During a compact introduction, Dean David Schmittlein noted that introducing the notion of corporate responsibility into one’s business as Seventh Generation has, “adds complexity.” Hollender’s talk delivered some of that complexity.

Hollender is the “chief inspired protagonist” of Seventh Generation (some founders get to pick their own titles). As someone whose role at the company revolves around thinking, it’s no surprise that he started and ended his talk with words about consciousness in the most basic sense: the decisions you make are based on what you pay attention to. In world full of unintended consequences, he argued, “what you pay attention to helps you end up with more of the consequences you want.”

The consequences Hollender wants, for his business, his society, and his planet, are “revolutionary. Many of our problems will not be solved by the sort of incremental change that we see in the political process and in business.” He went on to diagnose our current predicaments (economic, environmental, and moral) and offered some possible ways out. Although the audience was a mix of students, faculty, and staffers, it was clear that it was the students he was talking to. “We don’t want to sustain the world we have,” he said. “We want to change it.”

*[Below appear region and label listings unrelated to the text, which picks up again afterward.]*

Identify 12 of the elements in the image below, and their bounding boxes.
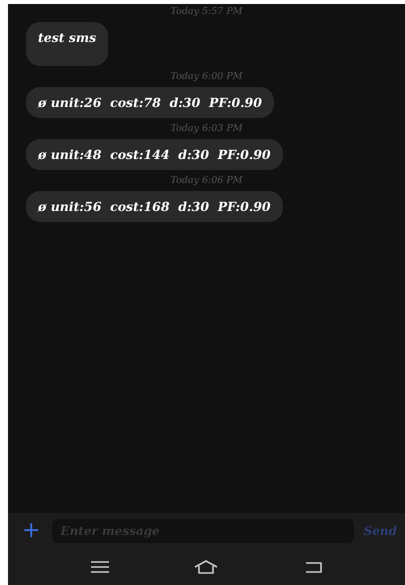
message-bubble: ø unit:48 cost:144 d:30 PF:0.90 (26, 139, 283, 170)
timestamp: Today 6:06 PM (170, 174, 242, 188)
message-bubble: test sms (26, 22, 108, 66)
message-bubble: ø unit:56 cost:168 d:30 PF:0.90 (26, 191, 283, 222)
timestamp: Today 5:57 PM (170, 5, 242, 19)
add-button[interactable]: + (20, 520, 42, 542)
timestamp: Today 6:03 PM (170, 122, 242, 136)
back-icon[interactable] (303, 560, 324, 574)
timestamp: Today 6:00 PM (170, 70, 242, 84)
menu-icon[interactable] (90, 560, 110, 574)
home-icon[interactable] (193, 559, 220, 575)
message-bubble: ø unit:26 cost:78 d:30 PF:0.90 (26, 87, 274, 118)
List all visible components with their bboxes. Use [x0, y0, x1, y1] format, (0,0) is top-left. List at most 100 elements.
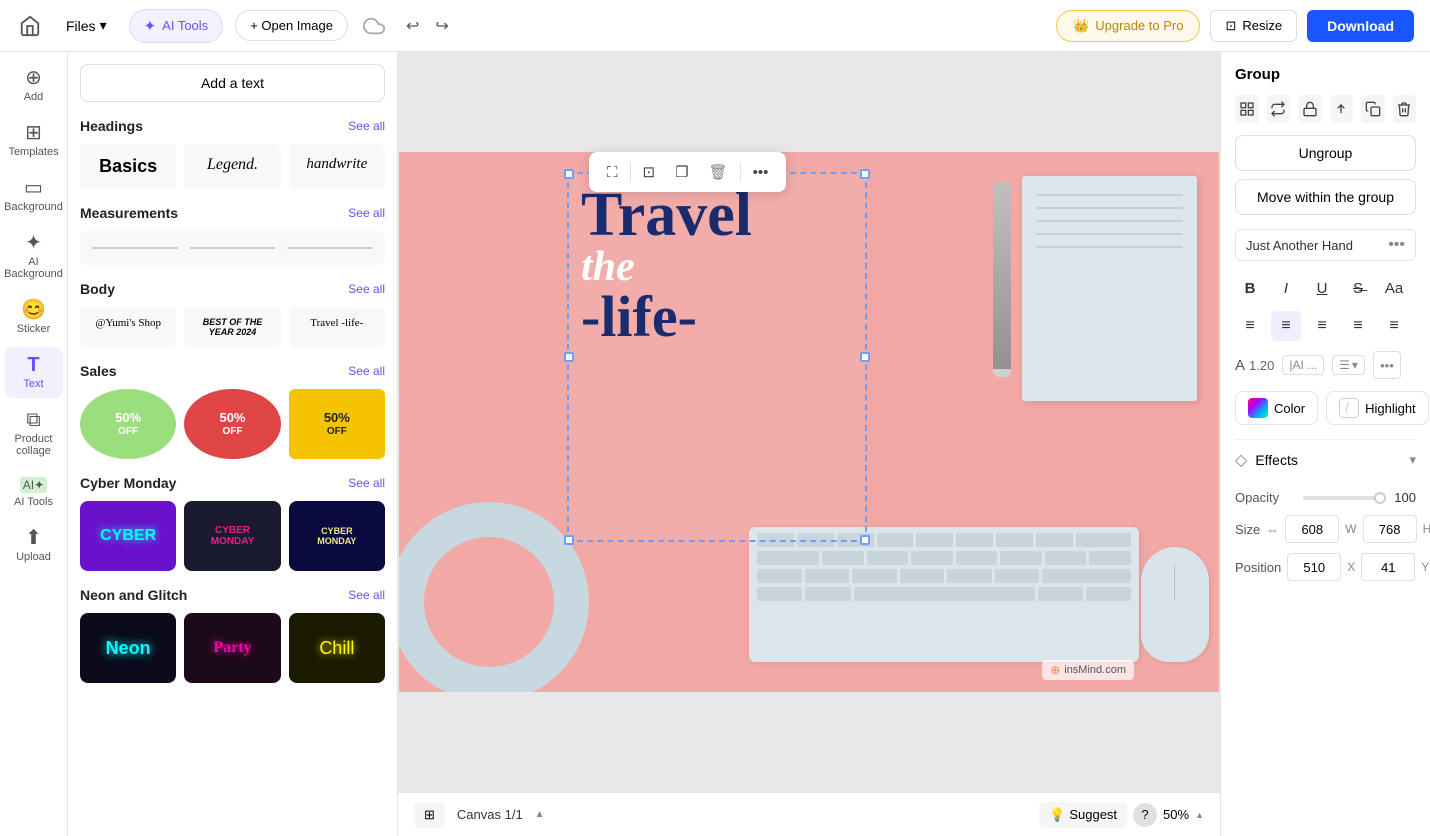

“The single greatest challenge we face,” he said, “is the system we have created, embodied in academics and business. We have taken a world that is endlessly interdependent and divided it into countless pieces. There are two million NGOs that have taken a piece of the problem, same in business, but failed to realize that everything one does affects the other.” He celebrated cross-disciplinary collaboration (citing the global sustainabile food lab associated with MIT Sloan’s Peter Senge) and identified what he said are the “keys that are critical to what kind of solutions are necessary”:

  • He talked how how business money in politics is “negative and disruptive, and it prevents the transition to a sustainable economy.” He advocates full public financing of elections.
  • He argued for full cost accounting. “In our society, good things cost more than bad things.